Monitoring is there in Proxmox

At the risk of leaking info to any toes I step on w.r.t my home environment,

- home assistant - Network Video Recorder - Jellyfin - network management such as ubiquiti or omada etc - vault warden/1pass/other secrets servers - tailscale or wire guard server - build server/k8s test environment - private artifactory or mirror (especially useful if you're using the same distro on a bunch of devices but don't want to overload the actual mirror+improves download times) - torrents (someone's gotta seed Wikipedia) - onsite backups - bastion into your home network (see also: wire guard) - some people even use it for their router

You could also take a look at the tteck scripts, there's a bunch of cool stuff in there

I have Proxmox on my older (11th gen) Intel NUC - it runs my Unifi network controller for my WiFi APs, an Unbound DNS cache (because my router doesn't support DNS over TLS or DNS over HTTPS), a NAS (using ZFS on some hard drives in a USB 3.2 Gen 2, 6-drive disk chassis - the ZFS managed directly by Proxmox and then a Debian container just doing Samba).

That's all for now but I've just installed Home Assistant but haven't set that up yet. I also intend to try out Jellyfin as a media server and Frigate as a video recorder when I get some cheap cameras.

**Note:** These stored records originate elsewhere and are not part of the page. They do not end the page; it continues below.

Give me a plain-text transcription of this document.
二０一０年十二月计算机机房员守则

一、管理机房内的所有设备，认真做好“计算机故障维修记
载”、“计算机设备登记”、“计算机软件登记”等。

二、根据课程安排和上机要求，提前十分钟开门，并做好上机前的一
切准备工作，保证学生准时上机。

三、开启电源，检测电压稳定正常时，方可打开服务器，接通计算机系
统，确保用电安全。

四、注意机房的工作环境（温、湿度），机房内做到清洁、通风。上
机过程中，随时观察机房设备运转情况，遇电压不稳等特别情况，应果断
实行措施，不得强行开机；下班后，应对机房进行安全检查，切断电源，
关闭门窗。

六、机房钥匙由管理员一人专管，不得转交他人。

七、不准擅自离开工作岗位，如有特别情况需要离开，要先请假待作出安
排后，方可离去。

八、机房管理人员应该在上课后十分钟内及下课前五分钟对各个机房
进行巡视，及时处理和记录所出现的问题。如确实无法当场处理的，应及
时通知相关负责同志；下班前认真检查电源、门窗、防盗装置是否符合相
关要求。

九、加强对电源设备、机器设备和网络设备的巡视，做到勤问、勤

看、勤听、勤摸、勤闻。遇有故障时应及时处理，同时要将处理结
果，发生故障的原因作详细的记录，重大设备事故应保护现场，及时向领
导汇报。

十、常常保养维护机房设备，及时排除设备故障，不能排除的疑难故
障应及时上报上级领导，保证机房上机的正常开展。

I started with a home lab a few months back. Its basically an old miniPC running Proxmox virtualization and LCX containers. Mostly it helps me learn various technology I have not much experience with in my work. I run about 20+ services on the home lab. Some of them include:

Open WebUI which can connect to the OpenAI api or a local Ollama LLM. You can also connect various tools to the LLM like a calculator or web search to augment them. The AI has helped me learn how to configure and debug stuff. Like I got step-ca to setup a local certificate authority and give certificates to my various internal services. I played around with configuring Caddy and Nginx along with ACME to the the step-ca. The LLM was even helping be debug my config files.

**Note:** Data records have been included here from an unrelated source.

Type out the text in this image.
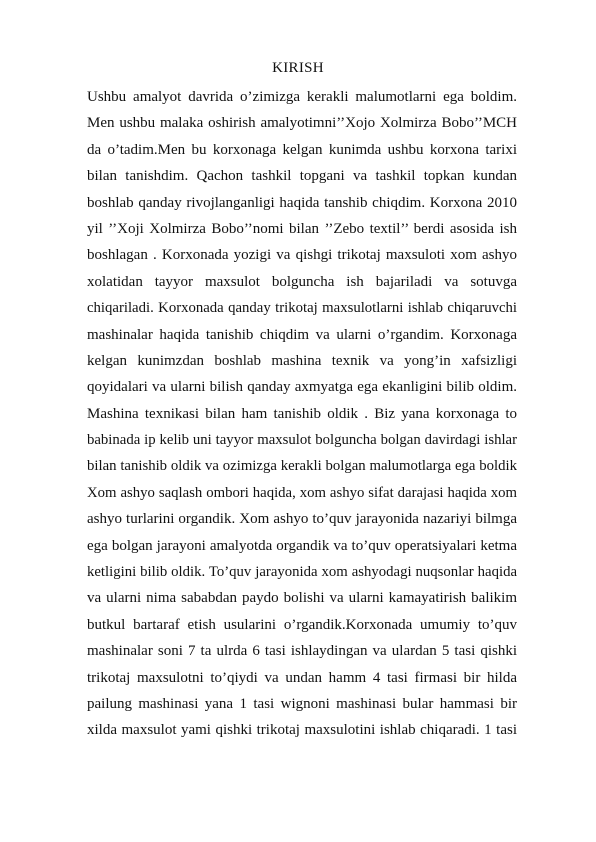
KIRISH
Ushbu amalyot davrida o’zimizga kerakli malumotlarni ega boldim.
Men ushbu malaka oshirish amalyotimni’’Xojo Xolmirza Bobo’’MCH
da o’tadim.Men bu korxonaga kelgan kunimda ushbu korxona tarixi
bilan tanishdim. Qachon tashkil topgani va tashkil topkan kundan
boshlab qanday rivojlanganligi haqida tanshib chiqdim. Korxona 2010
yil ’’Xoji Xolmirza Bobo’’nomi bilan ’’Zebo textil’’ berdi asosida ish
boshlagan . Korxonada yozigi va qishgi trikotaj maxsuloti xom ashyo
xolatidan tayyor maxsulot bolguncha ish bajariladi va sotuvga
chiqariladi. Korxonada qanday trikotaj maxsulotlarni ishlab chiqaruvchi
mashinalar haqida tanishib chiqdim va ularni o’rgandim. Korxonaga
kelgan kunimzdan boshlab mashina texnik va yong’in xafsizligi
qoyidalari va ularni bilish qanday axmyatga ega ekanligini bilib oldim.
Mashina texnikasi bilan ham tanishib oldik . Biz yana korxonaga to
babinada ip kelib uni tayyor maxsulot bolguncha bolgan davirdagi ishlar
bilan tanishib oldik va ozimizga kerakli bolgan malumotlarga ega boldik
Xom ashyo saqlash ombori haqida, xom ashyo sifat darajasi haqida xom
ashyo turlarini organdik. Xom ashyo to’quv jarayonida nazariyi bilmga
ega bolgan jarayoni amalyotda organdik va to’quv operatsiyalari ketma
ketligini bilib oldik. To’quv jarayonida xom ashyodagi nuqsonlar haqida
va ularni nima sababdan paydo bolishi va ularni kamayatirish balikim
butkul bartaraf etish usularini o’rgandik.Korxonada umumiy to’quv
mashinalar soni 7 ta ulrda 6 tasi ishlaydingan va ulardan 5 tasi qishki
trikotaj maxsulotni to’qiydi va undan hamm 4 tasi firmasi bir hilda
pailung mashinasi yana 1 tasi wignoni mashinasi bular hammasi bir
xilda maxsulot yami qishki trikotaj maxsulotini ishlab chiqaradi. 1 tasi
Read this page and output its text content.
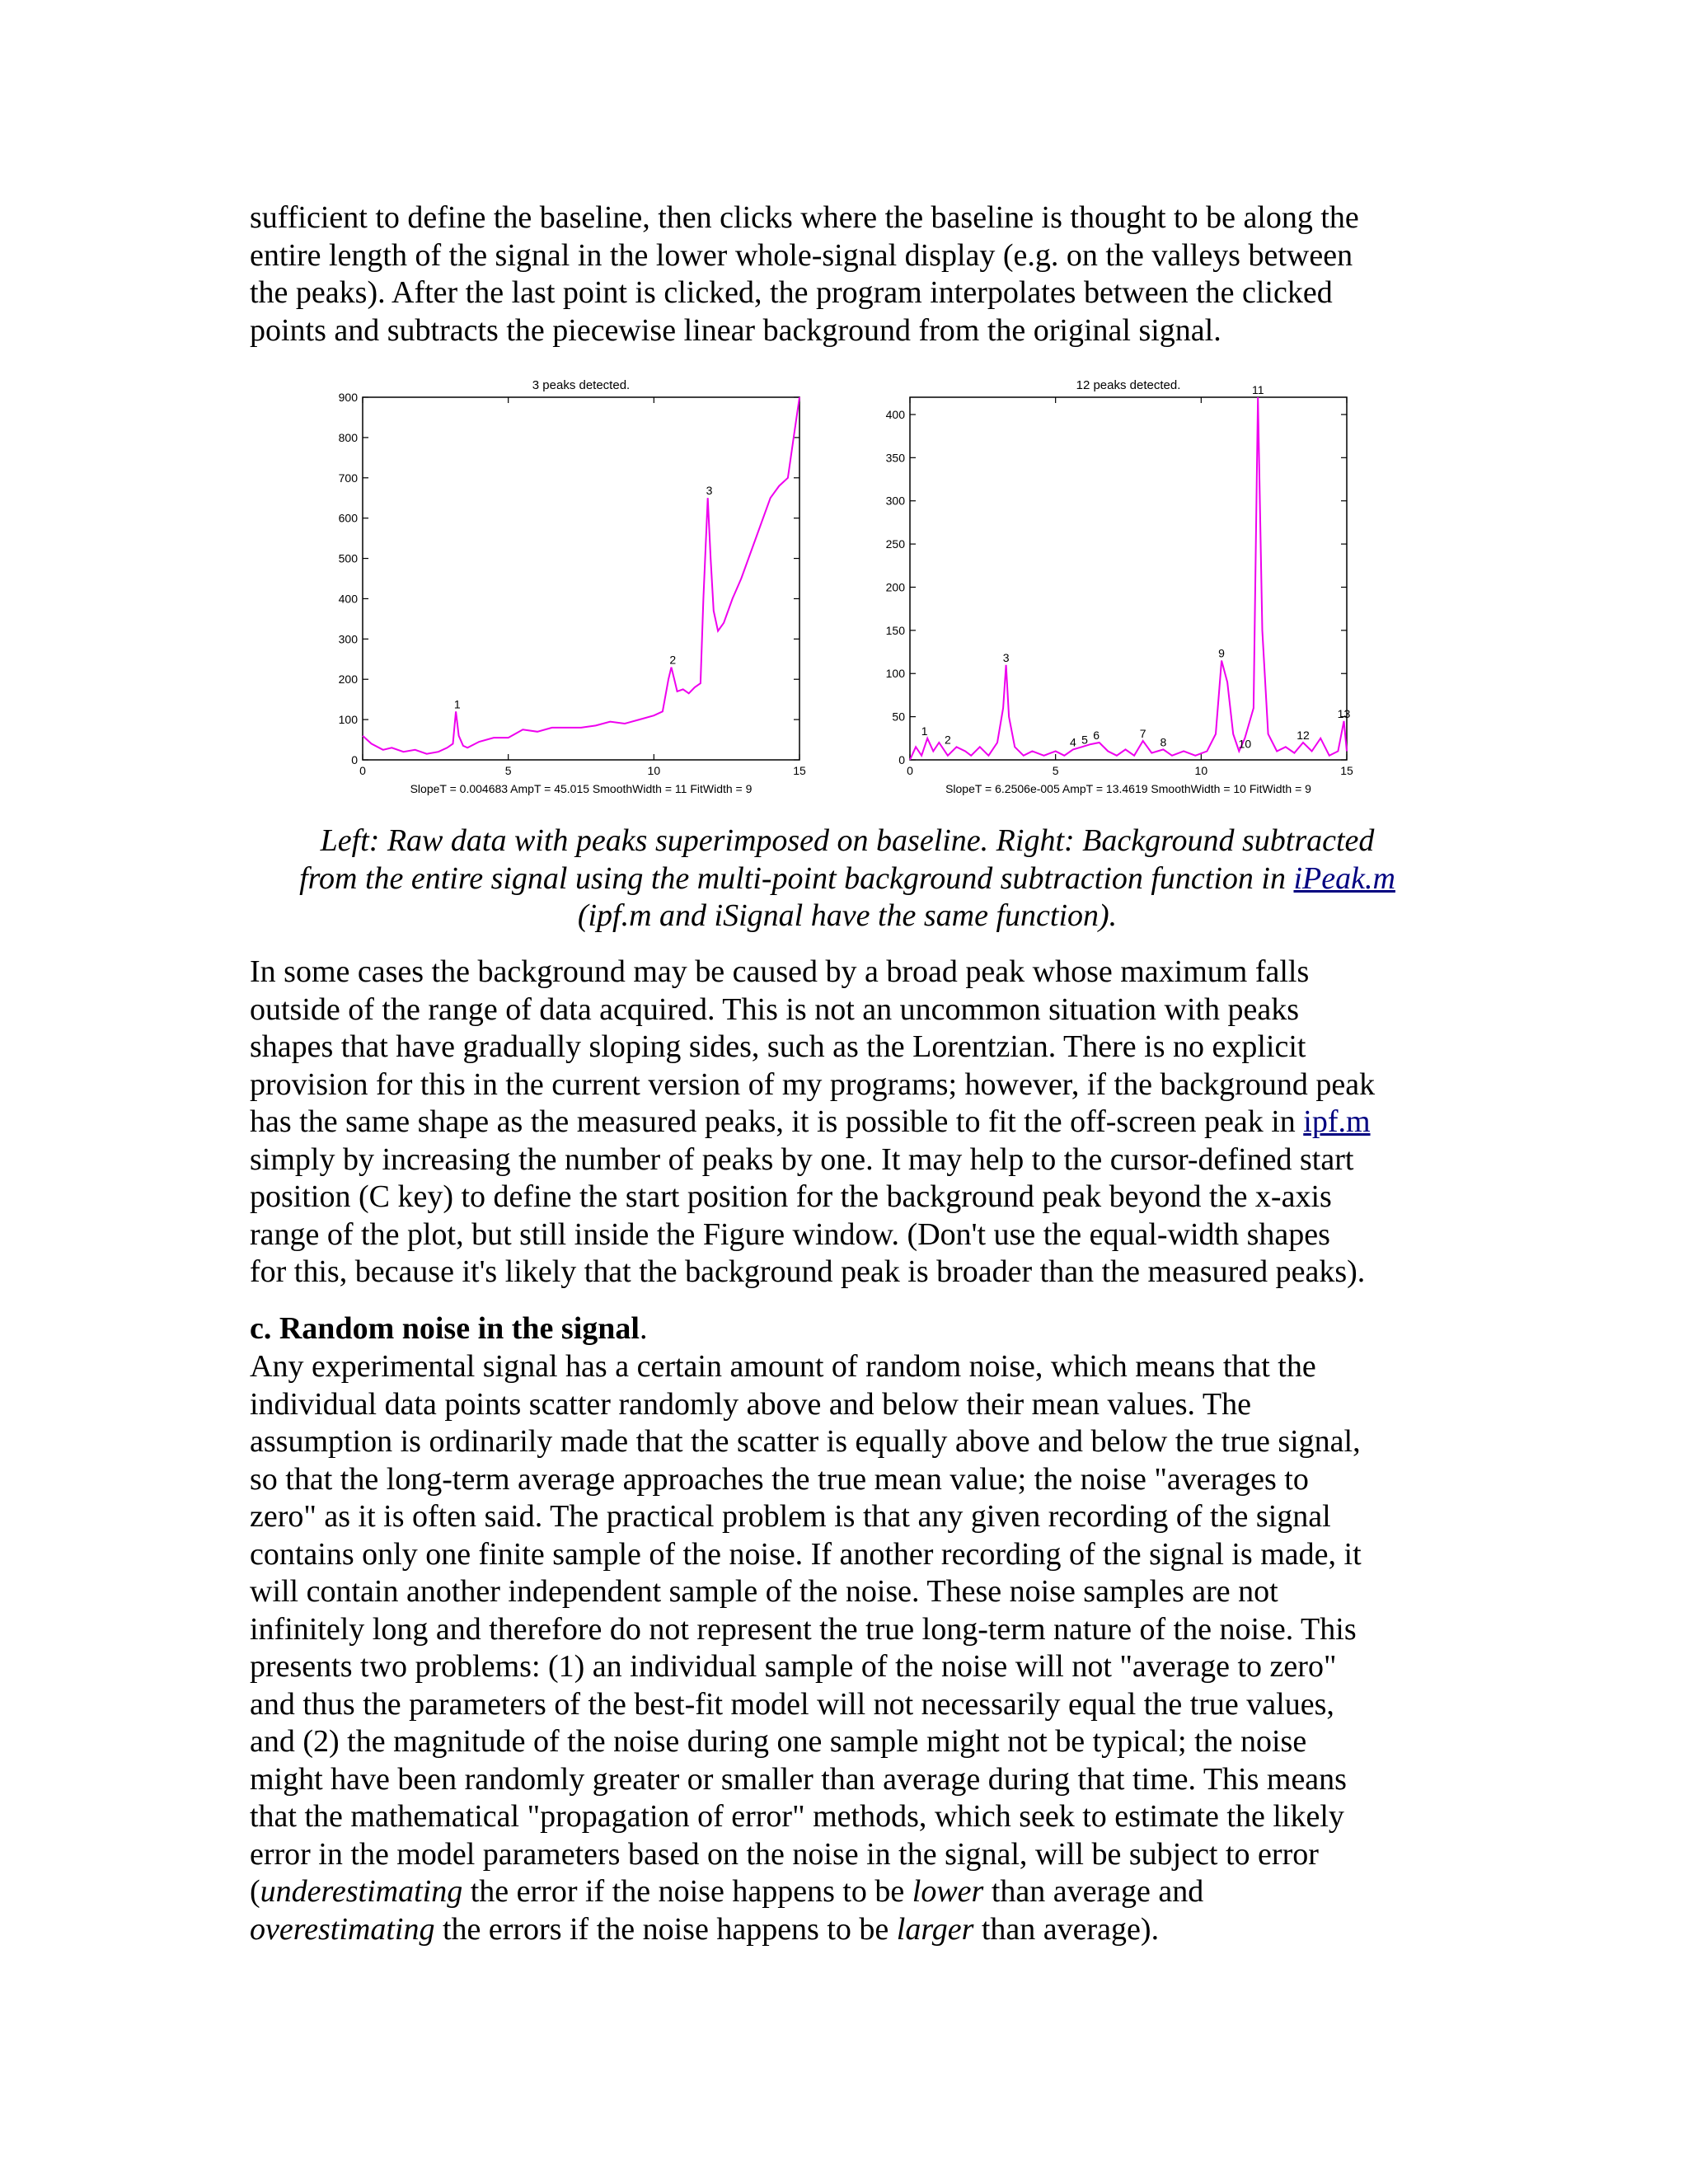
sufficient to define the baseline, then clicks where the baseline is thought to be along the

entire length of the signal in the lower whole-signal display (e.g. on the valleys between

the peaks). After the last point is clicked, the program interpolates between the clicked

points and subtracts the piecewise linear background from the original signal.

3 peaks detected.
0
100
200
300
400
500
600
700
800
900
0	5	10	15
1
2
3
SlopeT = 0.004683 AmpT = 45.015 SmoothWidth = 11 FitWidth = 9
12 peaks detected.
0
50
100
150
200
250
300
350
400
0	5	10	15
1
2
3
4 5 6	7
8
9
10
11
12
13
SlopeT = 6.2506e-005 AmpT = 13.4619 SmoothWidth = 10 FitWidth = 9

Left: Raw data with peaks superimposed on baseline. Right: Background subtracted

from the entire signal using the multi-point background subtraction function in iPeak.m

(ipf.m and iSignal have the same function).

In some cases the background may be caused by a broad peak whose maximum falls

outside of the range of data acquired. This is not an uncommon situation with peaks

shapes that have gradually sloping sides, such as the Lorentzian. There is no explicit

provision for this in the current version of my programs; however, if the background peak

has the same shape as the measured peaks, it is possible to fit the off-screen peak in ipf.m

simply by increasing the number of peaks by one. It may help to the cursor-defined start

position (C key) to define the start position for the background peak beyond the x-axis

range of the plot, but still inside the Figure window. (Don't use the equal-width shapes

for this, because it's likely that the background peak is broader than the measured peaks).

c. Random noise in the signal.

Any experimental signal has a certain amount of random noise, which means that the

individual data points scatter randomly above and below their mean values. The

assumption is ordinarily made that the scatter is equally above and below the true signal,

so that the long-term average approaches the true mean value; the noise "averages to

zero" as it is often said. The practical problem is that any given recording of the signal

contains only one finite sample of the noise. If another recording of the signal is made, it

will contain another independent sample of the noise. These noise samples are not

infinitely long and therefore do not represent the true long-term nature of the noise. This

presents two problems: (1) an individual sample of the noise will not "average to zero"

and thus the parameters of the best-fit model will not necessarily equal the true values,

and (2) the magnitude of the noise during one sample might not be typical; the noise

might have been randomly greater or smaller than average during that time. This means

that the mathematical "propagation of error" methods, which seek to estimate the likely

error in the model parameters based on the noise in the signal, will be subject to error

(underestimating the error if the noise happens to be lower than average and

overestimating the errors if the noise happens to be larger than average).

I'm also using Hoarder for bookmarking and it can use AI to automatically tag your bookmarks. It can even backup the webpages.

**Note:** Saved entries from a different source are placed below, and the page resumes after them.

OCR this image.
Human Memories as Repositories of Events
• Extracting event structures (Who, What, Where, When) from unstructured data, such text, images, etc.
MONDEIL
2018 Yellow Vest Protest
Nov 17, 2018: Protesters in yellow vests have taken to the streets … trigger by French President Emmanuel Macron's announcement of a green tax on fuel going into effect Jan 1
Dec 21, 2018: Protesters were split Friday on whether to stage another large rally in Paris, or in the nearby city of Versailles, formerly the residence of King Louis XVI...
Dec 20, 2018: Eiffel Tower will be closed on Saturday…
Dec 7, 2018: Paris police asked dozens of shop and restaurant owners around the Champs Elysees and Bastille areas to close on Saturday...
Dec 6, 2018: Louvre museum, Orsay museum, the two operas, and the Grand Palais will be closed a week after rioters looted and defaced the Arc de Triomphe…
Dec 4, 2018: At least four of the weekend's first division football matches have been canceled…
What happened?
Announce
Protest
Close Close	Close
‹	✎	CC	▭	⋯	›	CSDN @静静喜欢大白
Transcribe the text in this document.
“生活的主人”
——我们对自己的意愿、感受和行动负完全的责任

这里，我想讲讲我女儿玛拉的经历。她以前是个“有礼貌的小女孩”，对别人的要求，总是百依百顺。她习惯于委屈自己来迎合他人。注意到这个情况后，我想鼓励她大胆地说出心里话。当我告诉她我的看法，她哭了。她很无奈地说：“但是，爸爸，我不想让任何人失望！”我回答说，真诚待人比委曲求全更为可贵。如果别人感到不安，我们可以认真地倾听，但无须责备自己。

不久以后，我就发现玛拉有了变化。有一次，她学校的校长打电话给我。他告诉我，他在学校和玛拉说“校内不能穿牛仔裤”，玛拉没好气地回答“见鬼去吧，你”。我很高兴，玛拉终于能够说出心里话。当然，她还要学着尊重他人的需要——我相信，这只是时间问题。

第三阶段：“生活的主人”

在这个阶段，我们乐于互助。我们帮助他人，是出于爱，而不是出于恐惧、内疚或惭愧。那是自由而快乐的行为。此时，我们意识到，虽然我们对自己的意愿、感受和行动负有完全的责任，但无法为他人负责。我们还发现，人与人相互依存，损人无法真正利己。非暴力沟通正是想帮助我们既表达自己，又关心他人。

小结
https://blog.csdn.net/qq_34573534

I've been using Mealie to clip and save online recipes.

I'm running Uptime Kuma to check if my computers and services are up and if they are down, I'll get a notification.

Also just started out few months ago:

- home assistant (just a few currently, more soon) - paperless:absolutely awesome document management system - immich: image management with automatic synchro of my mobile taken images (ML features) - tailscale - StirlingPDF: simple tools for all things PDF

- Home Assistant, Mosquitto, Scrypted, Frigate, rtl_433

- Postgres, Maria, Influx, Grafana

- Plex, Arr suite, Transmission

- Ollama, OpenWebUI

- Web change tracker

- Teslamate

Not sure if we're seeing the same site but this site is better than 90% of the web when accessed via mobile for me. No page number when navigating forward/back through scripts, true, but I doubt you want to go through more than 1 or 2 pages without searching first. Search worked for me and turned up what I wanted on the first hit. Descriptions being 3 lines is pretty much the best it can do with the limited screen space; to improve this I feel you would need dedicated summarized content for mobile, which is a price that most platforms don't want to pay. Your description made me think that this was in the bottom 1% of mobile sites but honestly it's above average.